Gentianaceae has 87 genera and about 1600 species. Many Gentianaceae plants are commonly used as hepatic protectors in traditional Chinese herbal medicines, Tibetan medicine, and Indian Ayurvedic medicine.[19] STM is a monomer isolated from the active ingredients of these plants and has shown many biological activities. In an adjuvant arthritis rat model, swertiamarin inhibited the development of arthritis by inhibiting the release of nuclear factor kappa-B.[20] In the oleic-acid-induced steatosis HepG2 cell model, swertiamarin attenuated oxidative stress by activating Adenosine 5’-monophosphate-activated protein kinase.[21] In a rat model of Freund’s complete adjuvant-induced arthritis, swertiamarin significantly attenuated mitogen-activated protein kinase release in a dose-dependent manner.[22] In a rat model of carbon tetrachlorideinduced liver damage, STM therapy improved hepatocyte apoptosis by attenuating the phosphatidylinositol-3-kinases and proteinserine- threonine kinase.[23] This research focuses on the anticancer effect of STM on HCC. The data indicate that STM has significant concentration-dependent anticancer activity in HCC cells and inhibits tumor growth in vivo. STM has an effective suppression effect on HCC cells.

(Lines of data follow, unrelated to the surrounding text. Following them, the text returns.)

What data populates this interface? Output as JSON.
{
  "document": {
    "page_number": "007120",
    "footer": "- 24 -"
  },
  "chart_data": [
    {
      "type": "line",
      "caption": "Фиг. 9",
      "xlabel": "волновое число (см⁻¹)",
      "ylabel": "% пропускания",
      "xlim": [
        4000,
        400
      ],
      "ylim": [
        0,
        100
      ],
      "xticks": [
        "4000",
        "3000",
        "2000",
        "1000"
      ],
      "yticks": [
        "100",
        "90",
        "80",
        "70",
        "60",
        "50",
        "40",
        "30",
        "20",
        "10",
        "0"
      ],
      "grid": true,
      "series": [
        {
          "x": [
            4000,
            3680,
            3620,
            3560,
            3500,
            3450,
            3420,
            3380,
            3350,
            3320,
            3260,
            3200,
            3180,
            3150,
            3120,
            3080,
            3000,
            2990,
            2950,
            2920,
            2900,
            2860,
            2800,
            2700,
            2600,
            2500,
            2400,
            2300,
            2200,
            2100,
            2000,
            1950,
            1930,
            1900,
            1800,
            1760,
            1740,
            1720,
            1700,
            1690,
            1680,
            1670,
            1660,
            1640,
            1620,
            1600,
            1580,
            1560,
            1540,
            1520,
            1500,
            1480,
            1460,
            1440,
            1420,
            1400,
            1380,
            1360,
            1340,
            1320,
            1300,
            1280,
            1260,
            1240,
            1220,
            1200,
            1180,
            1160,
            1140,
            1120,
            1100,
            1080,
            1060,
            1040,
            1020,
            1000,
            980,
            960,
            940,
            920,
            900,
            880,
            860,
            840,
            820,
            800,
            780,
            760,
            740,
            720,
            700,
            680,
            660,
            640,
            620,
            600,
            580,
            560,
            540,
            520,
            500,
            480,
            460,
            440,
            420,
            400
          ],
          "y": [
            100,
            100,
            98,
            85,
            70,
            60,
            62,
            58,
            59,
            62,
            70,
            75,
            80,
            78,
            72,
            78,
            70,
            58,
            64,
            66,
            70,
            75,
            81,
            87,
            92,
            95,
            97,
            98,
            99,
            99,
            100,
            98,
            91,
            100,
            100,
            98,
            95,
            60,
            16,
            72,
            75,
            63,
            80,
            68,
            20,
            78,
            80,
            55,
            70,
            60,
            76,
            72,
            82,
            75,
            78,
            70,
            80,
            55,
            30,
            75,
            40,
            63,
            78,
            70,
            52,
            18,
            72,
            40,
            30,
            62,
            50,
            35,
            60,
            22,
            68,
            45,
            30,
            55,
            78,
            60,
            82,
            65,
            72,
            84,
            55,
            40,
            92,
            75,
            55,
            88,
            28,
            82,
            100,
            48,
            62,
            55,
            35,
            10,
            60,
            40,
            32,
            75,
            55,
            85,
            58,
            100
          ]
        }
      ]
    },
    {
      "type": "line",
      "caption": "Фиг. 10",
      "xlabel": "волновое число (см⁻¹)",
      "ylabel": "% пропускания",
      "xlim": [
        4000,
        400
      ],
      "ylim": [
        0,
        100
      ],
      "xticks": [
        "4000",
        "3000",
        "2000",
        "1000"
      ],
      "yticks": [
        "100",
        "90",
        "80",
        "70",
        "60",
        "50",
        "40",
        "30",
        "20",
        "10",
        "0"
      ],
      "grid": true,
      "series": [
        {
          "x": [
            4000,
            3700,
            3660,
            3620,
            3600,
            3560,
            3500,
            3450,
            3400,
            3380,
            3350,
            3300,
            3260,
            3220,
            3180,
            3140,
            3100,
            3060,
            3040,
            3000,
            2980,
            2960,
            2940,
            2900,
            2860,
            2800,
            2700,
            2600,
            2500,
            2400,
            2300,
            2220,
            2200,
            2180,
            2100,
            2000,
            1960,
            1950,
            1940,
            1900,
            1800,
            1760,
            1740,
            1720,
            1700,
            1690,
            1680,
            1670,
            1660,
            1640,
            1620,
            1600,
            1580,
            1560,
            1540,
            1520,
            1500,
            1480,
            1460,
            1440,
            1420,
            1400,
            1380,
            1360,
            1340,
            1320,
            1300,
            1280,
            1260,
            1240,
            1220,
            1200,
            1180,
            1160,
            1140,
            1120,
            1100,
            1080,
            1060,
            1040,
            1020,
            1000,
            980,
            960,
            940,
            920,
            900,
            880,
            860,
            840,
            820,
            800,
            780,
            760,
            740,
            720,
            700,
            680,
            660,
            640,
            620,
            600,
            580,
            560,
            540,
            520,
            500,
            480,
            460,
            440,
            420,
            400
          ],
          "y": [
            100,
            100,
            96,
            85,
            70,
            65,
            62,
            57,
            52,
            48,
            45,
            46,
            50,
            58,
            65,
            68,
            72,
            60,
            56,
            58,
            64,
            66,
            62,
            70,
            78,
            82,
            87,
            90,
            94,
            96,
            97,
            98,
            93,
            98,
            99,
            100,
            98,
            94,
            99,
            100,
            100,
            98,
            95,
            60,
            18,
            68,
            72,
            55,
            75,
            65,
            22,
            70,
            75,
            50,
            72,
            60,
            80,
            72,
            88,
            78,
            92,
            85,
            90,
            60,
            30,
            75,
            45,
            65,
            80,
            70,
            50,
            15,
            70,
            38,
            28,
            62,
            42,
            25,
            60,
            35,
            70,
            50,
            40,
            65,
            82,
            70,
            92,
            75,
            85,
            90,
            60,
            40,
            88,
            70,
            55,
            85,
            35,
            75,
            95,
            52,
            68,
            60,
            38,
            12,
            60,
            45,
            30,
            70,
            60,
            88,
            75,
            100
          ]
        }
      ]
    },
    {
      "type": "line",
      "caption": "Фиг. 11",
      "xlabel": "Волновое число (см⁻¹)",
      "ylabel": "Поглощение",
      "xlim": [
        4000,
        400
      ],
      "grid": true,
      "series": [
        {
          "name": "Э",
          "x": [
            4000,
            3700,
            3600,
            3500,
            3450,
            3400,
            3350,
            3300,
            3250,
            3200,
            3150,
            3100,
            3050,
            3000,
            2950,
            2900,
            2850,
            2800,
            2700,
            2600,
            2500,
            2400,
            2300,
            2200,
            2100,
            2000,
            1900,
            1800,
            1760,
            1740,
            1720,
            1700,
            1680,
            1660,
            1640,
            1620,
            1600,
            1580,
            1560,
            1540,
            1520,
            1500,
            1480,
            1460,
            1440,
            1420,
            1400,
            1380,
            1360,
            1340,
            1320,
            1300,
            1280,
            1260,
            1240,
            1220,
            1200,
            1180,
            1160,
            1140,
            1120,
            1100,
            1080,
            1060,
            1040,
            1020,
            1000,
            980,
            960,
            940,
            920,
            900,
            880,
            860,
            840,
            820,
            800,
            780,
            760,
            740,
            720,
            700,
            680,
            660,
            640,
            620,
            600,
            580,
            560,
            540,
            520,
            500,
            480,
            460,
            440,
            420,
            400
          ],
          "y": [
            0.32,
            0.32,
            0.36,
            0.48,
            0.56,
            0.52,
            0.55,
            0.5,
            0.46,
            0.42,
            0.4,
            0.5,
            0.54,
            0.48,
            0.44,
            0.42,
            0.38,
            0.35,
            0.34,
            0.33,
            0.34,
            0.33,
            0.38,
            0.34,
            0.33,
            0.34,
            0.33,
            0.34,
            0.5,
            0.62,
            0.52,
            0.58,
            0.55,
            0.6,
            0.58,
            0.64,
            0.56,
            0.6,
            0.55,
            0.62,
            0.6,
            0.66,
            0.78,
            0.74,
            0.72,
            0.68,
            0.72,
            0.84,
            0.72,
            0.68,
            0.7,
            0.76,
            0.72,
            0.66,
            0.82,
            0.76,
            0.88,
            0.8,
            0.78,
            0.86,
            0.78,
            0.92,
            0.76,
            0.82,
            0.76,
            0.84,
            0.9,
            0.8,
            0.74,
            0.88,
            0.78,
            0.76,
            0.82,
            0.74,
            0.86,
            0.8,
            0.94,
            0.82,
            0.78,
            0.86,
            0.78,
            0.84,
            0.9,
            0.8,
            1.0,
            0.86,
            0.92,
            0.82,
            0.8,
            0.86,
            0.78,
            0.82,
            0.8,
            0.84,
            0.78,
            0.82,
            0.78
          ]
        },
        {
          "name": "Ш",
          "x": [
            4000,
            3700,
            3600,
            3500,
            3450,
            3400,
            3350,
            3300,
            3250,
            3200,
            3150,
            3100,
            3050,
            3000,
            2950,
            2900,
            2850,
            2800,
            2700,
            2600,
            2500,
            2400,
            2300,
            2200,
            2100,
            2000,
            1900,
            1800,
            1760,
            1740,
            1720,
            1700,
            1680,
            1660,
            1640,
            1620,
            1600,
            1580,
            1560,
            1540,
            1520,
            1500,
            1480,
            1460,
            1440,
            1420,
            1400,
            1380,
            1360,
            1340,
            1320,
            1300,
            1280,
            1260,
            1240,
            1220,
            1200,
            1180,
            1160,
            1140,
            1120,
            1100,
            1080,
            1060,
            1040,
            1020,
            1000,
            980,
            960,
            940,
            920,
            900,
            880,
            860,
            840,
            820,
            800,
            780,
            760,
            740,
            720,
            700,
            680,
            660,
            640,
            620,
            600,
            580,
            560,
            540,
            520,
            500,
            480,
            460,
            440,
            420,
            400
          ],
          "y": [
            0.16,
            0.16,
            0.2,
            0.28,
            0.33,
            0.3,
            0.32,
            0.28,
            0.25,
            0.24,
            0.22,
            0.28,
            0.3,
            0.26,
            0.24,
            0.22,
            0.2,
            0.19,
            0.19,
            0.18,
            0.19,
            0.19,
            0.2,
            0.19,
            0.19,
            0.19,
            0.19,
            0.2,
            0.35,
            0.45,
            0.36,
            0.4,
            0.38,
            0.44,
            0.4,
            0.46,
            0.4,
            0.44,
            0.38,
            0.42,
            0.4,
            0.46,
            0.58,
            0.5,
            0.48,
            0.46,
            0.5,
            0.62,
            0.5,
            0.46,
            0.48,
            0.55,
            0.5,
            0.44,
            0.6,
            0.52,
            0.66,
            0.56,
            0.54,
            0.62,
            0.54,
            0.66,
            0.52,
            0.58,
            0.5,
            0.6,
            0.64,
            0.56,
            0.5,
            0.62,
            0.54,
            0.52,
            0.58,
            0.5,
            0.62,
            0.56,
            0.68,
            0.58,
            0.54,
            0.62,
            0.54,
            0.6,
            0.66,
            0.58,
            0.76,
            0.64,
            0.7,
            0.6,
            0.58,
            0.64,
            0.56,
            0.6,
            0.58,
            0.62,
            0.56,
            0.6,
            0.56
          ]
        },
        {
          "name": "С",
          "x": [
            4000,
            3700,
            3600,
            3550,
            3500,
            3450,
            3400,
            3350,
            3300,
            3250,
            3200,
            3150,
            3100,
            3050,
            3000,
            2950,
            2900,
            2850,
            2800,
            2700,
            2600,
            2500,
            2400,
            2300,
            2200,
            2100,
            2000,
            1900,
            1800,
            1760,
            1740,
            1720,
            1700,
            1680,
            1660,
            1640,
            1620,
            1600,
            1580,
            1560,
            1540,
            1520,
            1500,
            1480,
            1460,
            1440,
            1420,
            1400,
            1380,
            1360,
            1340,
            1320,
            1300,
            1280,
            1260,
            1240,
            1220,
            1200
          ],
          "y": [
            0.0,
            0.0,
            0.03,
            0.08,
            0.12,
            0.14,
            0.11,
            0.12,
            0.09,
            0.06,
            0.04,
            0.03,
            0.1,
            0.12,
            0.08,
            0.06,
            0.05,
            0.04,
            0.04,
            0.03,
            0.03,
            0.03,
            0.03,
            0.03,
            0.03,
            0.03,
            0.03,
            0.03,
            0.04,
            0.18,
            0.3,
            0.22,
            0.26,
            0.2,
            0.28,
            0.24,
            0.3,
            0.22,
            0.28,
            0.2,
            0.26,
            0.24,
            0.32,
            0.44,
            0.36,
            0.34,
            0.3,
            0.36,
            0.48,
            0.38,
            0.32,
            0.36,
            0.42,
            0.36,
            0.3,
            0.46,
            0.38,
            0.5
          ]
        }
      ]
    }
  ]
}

The classical Wnt/β-catenin signaling pathway is known to be related to tumor progression, including in HCC, breast, ovarian, and colorectal cancers.[24] The nature of WNT signaling is the inhibition and degradation of β-catenin phosphorylation. β-catenin accumulates in the cytoplasm and increases nuclear translocation, thereby inducing the transcription of target genes downstream of Wnt, such as Cyclin D1.[24] In normal cellular homeostasis, the cytoplasmic GSK3β complex phosphorylates β-catenin and p-β- catenin is rapidly degraded.[25] FRAT1 can promote the Wnt/β-catenin signaling pathway since it competes with Axin1 to bind the GSK3β complex and then inhibits β-catenin phosphorylation.[26] FRAT1 is a recognized oncogene, the overexpression of which is associated with adverse clinical outcomes in several cancers, including HCC,[27] cartilage tumors,[28] esophageal squamous cell carcinoma,[29] gliomas,[30] astrocytoma,[31] ovarian cancer,[32] and non-small cell lung cancer.[33] Our findings revealed that STM reduces FRAT1, β-catenin, and Cyclin-D1 levels and increases GSK-3β and p-β-catenin levels in HCC cells, which means that STW regulates the Wnt/β-catenin signaling pathway. In STM-treated HCC cells, FRAT1 overexpression led to β-catenin activation and cyclin D1 expression and attenuated STM inhibition of HCC cell growth. This suggests that STM’s inhibition of HCC cells may occur by suppressing the FRAT1/Wnt/β-catenin signaling axis, at least in part.

In brief, our discoveries indicate that STM suppresses Wnt/β- catenin signaling pathways in HCC cells at least in part by down-regulating FRAT1, leading to inhibition of proliferation, migration, and invasion. These data indicate that STW has a therapeutic potential for HCC.